Le dernier jour du carnaval

 

À ROME

 

 

Le jour des moccoli, lorsque Rome la Sainte

Laisse errer la folie en sa bruyante enceinte,

Ceux de Castel-Gandolfe et ceux de Tivoli,

Portant la lourde boucle en argent mal poli ;

Les filles de Nettune, au corset d’écarlate,

Ornant de médaillons leur sein où l’or éclate,

Et dans un réseau vert enfermant leurs cheveux ;

Et celles de Lorette où l’on fait tant de vœux ;

Celles de Frascati, dont les beaux yeux sans voile

Brillent, sous le panno, comme une double étoile ;

Hommes, femmes, enfants, s’avancent d’un pas lent

Vers la nocturne fête et le Corso brûlant.

 

Alors le ciel s’embrase, et la flamme agrandie

S’étend le long des toits comme un vaste incendie,

Et les moccoletti courent de mains en mains,

Brillant et s’éteignant. Tel au bord des chemins

On voit le ver luisant, dans la nuit qu’il éclaire,

Paraître ou se cacher au mois caniculaire.

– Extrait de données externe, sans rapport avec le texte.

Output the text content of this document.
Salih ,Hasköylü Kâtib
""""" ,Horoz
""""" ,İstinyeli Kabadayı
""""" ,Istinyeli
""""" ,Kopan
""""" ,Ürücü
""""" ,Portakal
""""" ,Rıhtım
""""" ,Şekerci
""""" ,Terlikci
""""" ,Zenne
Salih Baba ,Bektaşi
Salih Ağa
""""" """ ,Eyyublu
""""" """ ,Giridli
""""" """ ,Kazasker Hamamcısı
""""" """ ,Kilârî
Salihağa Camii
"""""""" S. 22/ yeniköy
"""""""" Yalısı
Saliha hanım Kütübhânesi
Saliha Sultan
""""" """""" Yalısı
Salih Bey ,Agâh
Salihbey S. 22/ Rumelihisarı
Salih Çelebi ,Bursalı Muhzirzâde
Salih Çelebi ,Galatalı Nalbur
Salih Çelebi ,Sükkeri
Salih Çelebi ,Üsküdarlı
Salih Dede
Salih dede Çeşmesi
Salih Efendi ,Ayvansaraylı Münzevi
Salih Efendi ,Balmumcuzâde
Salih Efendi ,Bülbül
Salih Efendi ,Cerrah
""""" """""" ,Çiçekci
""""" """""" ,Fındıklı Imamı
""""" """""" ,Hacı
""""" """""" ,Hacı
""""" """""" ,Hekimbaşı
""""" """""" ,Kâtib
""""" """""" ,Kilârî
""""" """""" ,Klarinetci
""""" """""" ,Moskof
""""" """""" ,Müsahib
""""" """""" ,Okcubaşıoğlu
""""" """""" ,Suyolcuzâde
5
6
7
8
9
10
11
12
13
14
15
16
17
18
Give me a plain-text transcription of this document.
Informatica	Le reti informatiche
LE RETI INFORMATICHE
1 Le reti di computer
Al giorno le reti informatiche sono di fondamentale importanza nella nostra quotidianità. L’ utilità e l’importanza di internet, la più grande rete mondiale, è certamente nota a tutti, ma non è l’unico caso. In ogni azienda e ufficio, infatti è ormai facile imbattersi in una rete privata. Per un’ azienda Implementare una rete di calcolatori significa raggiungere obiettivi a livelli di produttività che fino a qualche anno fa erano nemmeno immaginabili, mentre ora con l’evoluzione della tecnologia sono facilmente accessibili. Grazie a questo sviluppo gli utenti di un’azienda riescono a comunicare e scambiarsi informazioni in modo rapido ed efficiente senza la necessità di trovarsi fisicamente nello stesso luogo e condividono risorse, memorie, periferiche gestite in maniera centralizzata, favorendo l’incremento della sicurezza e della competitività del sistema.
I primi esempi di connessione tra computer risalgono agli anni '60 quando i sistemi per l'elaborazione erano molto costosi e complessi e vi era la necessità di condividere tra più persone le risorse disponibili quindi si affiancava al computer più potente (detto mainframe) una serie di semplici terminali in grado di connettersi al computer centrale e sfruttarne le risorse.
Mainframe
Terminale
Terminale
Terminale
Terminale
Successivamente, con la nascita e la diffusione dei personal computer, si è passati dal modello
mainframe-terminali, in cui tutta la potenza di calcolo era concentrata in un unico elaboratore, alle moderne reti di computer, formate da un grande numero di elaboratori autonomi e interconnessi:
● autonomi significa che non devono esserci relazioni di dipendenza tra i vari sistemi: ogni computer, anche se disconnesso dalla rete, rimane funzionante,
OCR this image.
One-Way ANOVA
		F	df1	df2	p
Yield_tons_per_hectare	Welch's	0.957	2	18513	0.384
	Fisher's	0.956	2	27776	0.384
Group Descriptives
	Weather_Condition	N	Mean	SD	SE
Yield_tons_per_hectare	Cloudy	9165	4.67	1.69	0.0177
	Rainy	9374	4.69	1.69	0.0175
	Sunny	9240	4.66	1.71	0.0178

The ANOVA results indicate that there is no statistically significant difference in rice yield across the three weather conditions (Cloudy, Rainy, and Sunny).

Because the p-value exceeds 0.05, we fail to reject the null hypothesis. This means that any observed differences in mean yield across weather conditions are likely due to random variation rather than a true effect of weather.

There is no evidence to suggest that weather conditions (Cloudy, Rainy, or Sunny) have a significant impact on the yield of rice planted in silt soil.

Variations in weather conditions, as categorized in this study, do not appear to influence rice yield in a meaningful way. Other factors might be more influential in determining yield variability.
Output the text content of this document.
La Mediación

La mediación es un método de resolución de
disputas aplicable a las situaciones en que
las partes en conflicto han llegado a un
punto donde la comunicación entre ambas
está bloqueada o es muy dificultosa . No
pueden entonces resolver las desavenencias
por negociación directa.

Au milieu du tumulte et des joyeux propos,

Quelques femmes d’Albane, assises en repos,

Imitent par leur taille et leur antique tête

Des déesses de marbre assistant à la fête.

Cependant le temps fuit, la lumière pâlit,

Et la jeune Romaine, en regardant son lit,

Voit à regret mourir le dernier feu !... La foule,

Sur la place du Peuple, en murmurant s’écoule ;

Les voix sont déjà loin, l’écho n’a plus de sons,

Et les balcons muets ont fini leurs chansons ;

Par la lune éclairés, quelques dominos sombres

Dans le Corso désert glissent comme des ombres ;

Mais le saltarello près du Tibre a cessé,

Le jour des moccoli tel qu’un rêve a passé,

Et l’on n’aperçoit plus, dans une teinte grise,

Que les murs dentelés du palais de Venise ;

Et Rome se repose, et la paix des tombeaux

Succède au bruit des chars, à l’éclat des flambeaux.

 

Et puis le lendemain, sortant de leurs cellules,

Et les bruns Franciscains, et les blancs Camaldules,

S’emparent de la ville, et leurs yeux pénitents

Disent qu’il faut enfin commencer le saint temps.

Ils marchent en silence, et le marbre des dalles

Retentit lentement sous leurs larges sandales,

Qui foulent dans ces lieux, la veille profanés,

Et des flambeaux éteints et des bouquets fanés.

 

Ainsi l’âme s’endort quand sa fête est finie ;

Et soucis et chagrins, à la face jaunie,

Reviennent la fouler dans les sentiers humains,

Comme les pieds pesants de ces moines romains.

 

 

 

Antony DESCHAMPS.

 

Recueilli dans Souvenirs poétiques

de l’école romantique, 1879.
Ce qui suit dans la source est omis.